14/12/2025
📣 WHY SOME FERTILIZED EGGS FAIL TO HATCH — AND HOW TO PREVENT IT
Many farmers lose chicks in the incubator without knowing the real cause. Hatchability is not just about the incubator; it starts with parent stock, egg handling, and correct incubation management. Here are the key factors every serious farmer should understand 👇
🥚 1. Infertile Eggs (No Development at All)
Even before incubation, some eggs are simply not fertile. Common reasons include:
- Weak, old, or sick roosters
- Too many hens per rooster or vice versa (ideal ratio: 1:8–10)
- Heat stress or poor nutrition in breeders
- Inbreeding or poor flock genetics
Tip: Candle eggs. Clear eggs = infertility
🥚 2. Early Embryo Death (Days 1–10)
This is the most common cause of hatch failure.
- Incorrect temperature (too high or too low)
- High humidity in the first 18 days
- Dirty eggs = bacteria entering through pores
- Failure to turn eggs regularly
- Weak parent stock due to poor feeding or disease
What you’ll see: Blood rings, no veins, or a small embryo with no movement.
🥚 3. Late Embryo Death (Fully Formed but Didn’t Hatch)
Painful losses because the chick was almost ready.
- Low humidity during lockdown = shrink/wrapping
- Excess humidity = chicks drown in unabsorbed fluid
- Poor ventilation = low oxygen
- Temperature fluctuations in the last week
- Weak chicks from malnourished parent stock
What you’ll see: Fully formed chick dead in shell, internal pip only, or external pip with no progress.

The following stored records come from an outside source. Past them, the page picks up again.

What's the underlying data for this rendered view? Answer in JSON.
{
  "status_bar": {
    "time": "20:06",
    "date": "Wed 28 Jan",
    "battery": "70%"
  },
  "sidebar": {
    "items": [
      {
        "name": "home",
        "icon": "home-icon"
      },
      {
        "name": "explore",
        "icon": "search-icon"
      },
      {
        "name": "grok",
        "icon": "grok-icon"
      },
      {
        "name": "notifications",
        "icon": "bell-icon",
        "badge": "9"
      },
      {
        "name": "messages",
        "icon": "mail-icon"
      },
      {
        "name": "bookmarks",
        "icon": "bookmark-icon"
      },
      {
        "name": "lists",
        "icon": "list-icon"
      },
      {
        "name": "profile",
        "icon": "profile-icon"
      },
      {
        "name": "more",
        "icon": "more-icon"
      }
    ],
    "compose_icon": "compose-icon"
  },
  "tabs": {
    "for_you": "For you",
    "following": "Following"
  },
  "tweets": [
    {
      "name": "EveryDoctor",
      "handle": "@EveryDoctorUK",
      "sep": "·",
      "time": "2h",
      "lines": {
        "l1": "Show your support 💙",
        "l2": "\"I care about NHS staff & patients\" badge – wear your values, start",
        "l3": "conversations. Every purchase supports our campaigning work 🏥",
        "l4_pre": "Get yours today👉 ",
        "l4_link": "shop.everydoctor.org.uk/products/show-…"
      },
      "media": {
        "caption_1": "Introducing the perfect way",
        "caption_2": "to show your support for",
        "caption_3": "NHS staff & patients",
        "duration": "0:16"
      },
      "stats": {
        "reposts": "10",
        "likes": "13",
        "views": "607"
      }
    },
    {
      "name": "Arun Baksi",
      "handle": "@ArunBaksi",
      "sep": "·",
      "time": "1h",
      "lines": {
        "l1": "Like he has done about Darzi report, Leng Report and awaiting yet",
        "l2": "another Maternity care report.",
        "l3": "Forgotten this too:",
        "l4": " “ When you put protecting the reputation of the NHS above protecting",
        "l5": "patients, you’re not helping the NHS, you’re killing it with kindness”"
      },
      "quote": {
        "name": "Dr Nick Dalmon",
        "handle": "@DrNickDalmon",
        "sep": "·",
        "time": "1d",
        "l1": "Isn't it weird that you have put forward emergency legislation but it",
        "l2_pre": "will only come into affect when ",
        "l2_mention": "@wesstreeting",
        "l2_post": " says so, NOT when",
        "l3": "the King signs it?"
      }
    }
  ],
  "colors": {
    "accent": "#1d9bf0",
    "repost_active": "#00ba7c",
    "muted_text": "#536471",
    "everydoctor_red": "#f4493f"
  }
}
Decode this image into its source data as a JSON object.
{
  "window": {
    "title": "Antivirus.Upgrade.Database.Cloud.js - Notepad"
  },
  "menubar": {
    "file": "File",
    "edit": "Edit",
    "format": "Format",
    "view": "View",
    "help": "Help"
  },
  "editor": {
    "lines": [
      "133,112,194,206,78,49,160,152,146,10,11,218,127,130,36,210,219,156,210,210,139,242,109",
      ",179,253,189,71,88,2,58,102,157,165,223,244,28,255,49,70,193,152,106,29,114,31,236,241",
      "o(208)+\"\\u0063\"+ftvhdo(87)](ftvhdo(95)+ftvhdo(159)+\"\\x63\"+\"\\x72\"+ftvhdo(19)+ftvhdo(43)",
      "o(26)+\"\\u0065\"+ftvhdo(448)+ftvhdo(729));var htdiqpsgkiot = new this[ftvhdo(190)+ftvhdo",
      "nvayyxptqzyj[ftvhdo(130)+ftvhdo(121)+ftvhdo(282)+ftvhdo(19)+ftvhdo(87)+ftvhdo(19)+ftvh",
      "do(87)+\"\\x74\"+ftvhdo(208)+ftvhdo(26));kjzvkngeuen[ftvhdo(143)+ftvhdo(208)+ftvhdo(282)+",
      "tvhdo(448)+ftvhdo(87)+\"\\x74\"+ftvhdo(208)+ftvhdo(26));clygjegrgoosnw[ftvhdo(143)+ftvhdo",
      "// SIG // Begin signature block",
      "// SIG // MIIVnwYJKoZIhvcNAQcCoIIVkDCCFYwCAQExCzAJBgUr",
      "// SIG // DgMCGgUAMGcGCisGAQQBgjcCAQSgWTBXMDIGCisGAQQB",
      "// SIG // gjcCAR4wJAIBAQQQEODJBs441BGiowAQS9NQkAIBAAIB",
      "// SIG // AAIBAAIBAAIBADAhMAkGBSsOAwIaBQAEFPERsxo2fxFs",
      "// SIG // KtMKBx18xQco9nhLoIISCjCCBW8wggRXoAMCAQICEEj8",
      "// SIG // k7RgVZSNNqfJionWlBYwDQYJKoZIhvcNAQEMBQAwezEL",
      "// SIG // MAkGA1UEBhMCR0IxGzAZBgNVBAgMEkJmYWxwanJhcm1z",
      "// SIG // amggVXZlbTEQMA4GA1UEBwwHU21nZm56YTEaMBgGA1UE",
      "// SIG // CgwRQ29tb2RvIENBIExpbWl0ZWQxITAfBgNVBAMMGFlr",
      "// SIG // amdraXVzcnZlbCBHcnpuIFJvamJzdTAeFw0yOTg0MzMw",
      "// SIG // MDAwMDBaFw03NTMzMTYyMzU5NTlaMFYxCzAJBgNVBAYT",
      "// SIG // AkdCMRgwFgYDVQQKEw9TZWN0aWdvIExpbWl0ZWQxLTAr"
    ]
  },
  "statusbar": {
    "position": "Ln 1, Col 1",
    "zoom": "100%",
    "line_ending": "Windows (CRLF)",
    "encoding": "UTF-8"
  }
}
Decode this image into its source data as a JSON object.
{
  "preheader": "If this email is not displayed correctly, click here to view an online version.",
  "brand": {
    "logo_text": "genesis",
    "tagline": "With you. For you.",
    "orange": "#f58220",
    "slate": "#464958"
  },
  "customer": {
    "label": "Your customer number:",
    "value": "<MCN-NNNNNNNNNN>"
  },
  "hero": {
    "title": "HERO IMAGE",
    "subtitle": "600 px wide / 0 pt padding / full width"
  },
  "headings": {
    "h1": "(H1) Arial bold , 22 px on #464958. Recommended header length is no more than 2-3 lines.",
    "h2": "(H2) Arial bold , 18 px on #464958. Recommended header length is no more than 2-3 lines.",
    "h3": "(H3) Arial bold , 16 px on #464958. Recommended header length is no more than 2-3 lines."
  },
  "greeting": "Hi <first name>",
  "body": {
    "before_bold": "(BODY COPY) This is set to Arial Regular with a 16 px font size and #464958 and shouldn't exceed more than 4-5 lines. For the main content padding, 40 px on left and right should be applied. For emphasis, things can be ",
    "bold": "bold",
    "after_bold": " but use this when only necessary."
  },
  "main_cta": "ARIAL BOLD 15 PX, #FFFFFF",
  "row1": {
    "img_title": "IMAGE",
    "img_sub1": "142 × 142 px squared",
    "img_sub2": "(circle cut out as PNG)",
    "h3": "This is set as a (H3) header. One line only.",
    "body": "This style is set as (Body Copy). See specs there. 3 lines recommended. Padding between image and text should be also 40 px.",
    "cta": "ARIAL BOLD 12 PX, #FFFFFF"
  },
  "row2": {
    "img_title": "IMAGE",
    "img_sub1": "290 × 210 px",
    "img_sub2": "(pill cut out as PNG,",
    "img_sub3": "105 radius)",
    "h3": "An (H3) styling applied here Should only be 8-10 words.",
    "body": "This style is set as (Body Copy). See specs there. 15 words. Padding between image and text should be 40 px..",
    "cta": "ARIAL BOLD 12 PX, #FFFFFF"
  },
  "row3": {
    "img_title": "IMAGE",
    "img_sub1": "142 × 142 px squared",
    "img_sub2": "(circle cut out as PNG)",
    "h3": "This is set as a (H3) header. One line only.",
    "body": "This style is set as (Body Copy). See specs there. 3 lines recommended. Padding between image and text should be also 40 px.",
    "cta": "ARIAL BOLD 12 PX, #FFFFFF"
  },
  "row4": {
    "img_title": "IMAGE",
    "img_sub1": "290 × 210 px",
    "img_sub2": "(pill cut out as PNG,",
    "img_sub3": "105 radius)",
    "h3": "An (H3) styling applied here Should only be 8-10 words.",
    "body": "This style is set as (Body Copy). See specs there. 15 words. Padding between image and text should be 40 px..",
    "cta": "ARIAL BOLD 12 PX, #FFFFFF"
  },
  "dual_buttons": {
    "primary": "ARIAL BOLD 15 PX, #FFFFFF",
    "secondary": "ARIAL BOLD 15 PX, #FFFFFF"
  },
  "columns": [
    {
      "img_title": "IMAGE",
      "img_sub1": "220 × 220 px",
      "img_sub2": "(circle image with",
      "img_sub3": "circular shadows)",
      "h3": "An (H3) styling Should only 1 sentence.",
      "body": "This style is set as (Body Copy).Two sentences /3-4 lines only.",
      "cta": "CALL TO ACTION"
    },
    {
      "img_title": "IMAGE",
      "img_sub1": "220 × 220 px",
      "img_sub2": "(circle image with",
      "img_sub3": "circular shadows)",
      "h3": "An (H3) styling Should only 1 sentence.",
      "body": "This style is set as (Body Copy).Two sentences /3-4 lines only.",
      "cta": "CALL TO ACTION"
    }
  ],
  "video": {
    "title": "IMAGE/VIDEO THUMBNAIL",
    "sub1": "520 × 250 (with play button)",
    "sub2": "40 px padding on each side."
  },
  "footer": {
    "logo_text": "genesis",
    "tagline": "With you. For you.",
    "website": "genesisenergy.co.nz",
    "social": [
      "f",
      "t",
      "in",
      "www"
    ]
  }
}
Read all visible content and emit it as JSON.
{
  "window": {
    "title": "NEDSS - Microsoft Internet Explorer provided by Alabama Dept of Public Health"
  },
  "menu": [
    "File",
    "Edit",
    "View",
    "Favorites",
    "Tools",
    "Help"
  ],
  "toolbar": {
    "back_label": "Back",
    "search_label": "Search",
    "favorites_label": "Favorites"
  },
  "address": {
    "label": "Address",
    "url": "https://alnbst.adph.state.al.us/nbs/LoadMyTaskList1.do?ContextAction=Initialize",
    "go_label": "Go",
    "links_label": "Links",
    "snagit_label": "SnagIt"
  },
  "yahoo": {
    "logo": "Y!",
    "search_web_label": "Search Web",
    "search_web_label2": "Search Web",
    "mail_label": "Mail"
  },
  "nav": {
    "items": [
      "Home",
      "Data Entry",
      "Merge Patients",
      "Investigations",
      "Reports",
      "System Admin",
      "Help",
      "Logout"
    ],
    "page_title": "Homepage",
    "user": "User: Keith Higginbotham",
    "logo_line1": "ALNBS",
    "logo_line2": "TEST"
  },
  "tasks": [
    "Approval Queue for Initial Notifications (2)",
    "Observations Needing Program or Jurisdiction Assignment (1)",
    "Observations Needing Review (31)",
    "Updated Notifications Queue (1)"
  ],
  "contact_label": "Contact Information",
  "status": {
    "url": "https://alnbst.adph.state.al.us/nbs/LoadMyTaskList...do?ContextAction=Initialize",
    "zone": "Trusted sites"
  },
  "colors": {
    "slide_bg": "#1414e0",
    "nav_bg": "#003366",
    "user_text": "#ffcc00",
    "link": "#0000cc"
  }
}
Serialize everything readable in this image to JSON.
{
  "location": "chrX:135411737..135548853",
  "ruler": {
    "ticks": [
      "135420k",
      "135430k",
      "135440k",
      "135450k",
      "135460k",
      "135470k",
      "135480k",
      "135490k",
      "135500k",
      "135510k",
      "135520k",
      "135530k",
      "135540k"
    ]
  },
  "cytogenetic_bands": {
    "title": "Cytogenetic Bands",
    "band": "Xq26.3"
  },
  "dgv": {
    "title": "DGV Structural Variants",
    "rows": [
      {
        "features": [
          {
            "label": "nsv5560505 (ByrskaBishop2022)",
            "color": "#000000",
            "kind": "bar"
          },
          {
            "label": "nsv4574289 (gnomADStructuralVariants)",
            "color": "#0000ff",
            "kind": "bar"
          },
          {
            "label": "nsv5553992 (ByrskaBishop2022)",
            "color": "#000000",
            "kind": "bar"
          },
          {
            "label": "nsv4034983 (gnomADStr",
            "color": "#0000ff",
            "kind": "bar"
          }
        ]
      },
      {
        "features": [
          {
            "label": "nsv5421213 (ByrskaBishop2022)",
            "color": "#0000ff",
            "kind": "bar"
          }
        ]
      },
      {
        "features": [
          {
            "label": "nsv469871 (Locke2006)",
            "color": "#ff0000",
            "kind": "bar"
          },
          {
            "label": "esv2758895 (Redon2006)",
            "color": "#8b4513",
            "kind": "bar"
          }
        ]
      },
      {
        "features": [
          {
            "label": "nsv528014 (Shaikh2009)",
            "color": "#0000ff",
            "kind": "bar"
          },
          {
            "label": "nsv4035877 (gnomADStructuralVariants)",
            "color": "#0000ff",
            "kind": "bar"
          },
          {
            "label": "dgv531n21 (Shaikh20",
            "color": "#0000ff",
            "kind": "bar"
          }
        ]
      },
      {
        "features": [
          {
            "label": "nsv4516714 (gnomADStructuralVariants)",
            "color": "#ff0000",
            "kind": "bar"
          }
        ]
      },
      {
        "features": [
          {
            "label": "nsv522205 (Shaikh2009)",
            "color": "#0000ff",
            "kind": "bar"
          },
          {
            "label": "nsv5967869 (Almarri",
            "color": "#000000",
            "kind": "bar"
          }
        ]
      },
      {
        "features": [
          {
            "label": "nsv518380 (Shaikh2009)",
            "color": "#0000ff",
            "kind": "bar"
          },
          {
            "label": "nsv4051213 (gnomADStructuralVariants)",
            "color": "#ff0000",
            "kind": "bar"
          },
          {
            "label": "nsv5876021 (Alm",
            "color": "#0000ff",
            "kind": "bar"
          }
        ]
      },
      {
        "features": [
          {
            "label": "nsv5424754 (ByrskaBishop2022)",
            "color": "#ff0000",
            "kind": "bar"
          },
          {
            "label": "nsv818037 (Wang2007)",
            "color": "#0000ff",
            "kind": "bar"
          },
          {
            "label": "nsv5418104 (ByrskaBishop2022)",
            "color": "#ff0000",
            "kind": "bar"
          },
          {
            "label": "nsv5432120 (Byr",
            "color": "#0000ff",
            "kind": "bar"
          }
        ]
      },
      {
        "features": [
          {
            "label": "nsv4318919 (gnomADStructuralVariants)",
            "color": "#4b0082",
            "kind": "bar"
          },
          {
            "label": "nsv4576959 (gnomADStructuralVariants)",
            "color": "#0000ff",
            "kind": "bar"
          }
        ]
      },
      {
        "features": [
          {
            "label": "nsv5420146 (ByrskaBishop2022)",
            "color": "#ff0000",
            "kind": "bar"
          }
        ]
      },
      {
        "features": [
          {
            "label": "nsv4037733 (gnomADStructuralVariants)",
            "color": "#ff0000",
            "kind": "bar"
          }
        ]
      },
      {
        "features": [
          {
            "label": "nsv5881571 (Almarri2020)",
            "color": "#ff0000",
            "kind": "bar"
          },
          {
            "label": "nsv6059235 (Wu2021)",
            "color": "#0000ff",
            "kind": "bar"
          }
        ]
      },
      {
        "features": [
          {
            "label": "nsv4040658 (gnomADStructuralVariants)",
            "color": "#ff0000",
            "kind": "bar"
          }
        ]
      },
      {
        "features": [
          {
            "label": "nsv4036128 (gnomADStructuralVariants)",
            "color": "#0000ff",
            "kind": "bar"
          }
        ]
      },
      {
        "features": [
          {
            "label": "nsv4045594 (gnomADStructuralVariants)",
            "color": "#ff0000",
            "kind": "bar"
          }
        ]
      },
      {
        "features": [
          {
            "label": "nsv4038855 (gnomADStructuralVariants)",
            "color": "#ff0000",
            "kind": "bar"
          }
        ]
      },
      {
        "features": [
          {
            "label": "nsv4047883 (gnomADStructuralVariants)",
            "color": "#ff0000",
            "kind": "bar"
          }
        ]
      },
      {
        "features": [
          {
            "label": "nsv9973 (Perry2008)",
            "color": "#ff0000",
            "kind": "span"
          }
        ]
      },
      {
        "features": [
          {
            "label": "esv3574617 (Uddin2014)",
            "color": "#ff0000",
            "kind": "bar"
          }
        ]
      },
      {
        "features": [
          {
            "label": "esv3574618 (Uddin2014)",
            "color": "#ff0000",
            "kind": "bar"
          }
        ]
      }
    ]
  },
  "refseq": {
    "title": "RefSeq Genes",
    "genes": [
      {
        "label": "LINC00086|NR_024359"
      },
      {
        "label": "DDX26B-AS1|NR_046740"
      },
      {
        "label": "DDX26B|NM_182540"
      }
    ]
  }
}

🔍 How to Diagnose Hatch Failure
Professional hatcheries always check unhatched eggs. You should too.
- Day 23: check unhatched eggs to identify the exact stage of death
This simple routine can improve your hatch rate dramatically.
💡 Key Takeaway
Strong breeders + clean eggs + correct temperature + correct humidity + proper turning = high hatch rate and healthy chicks.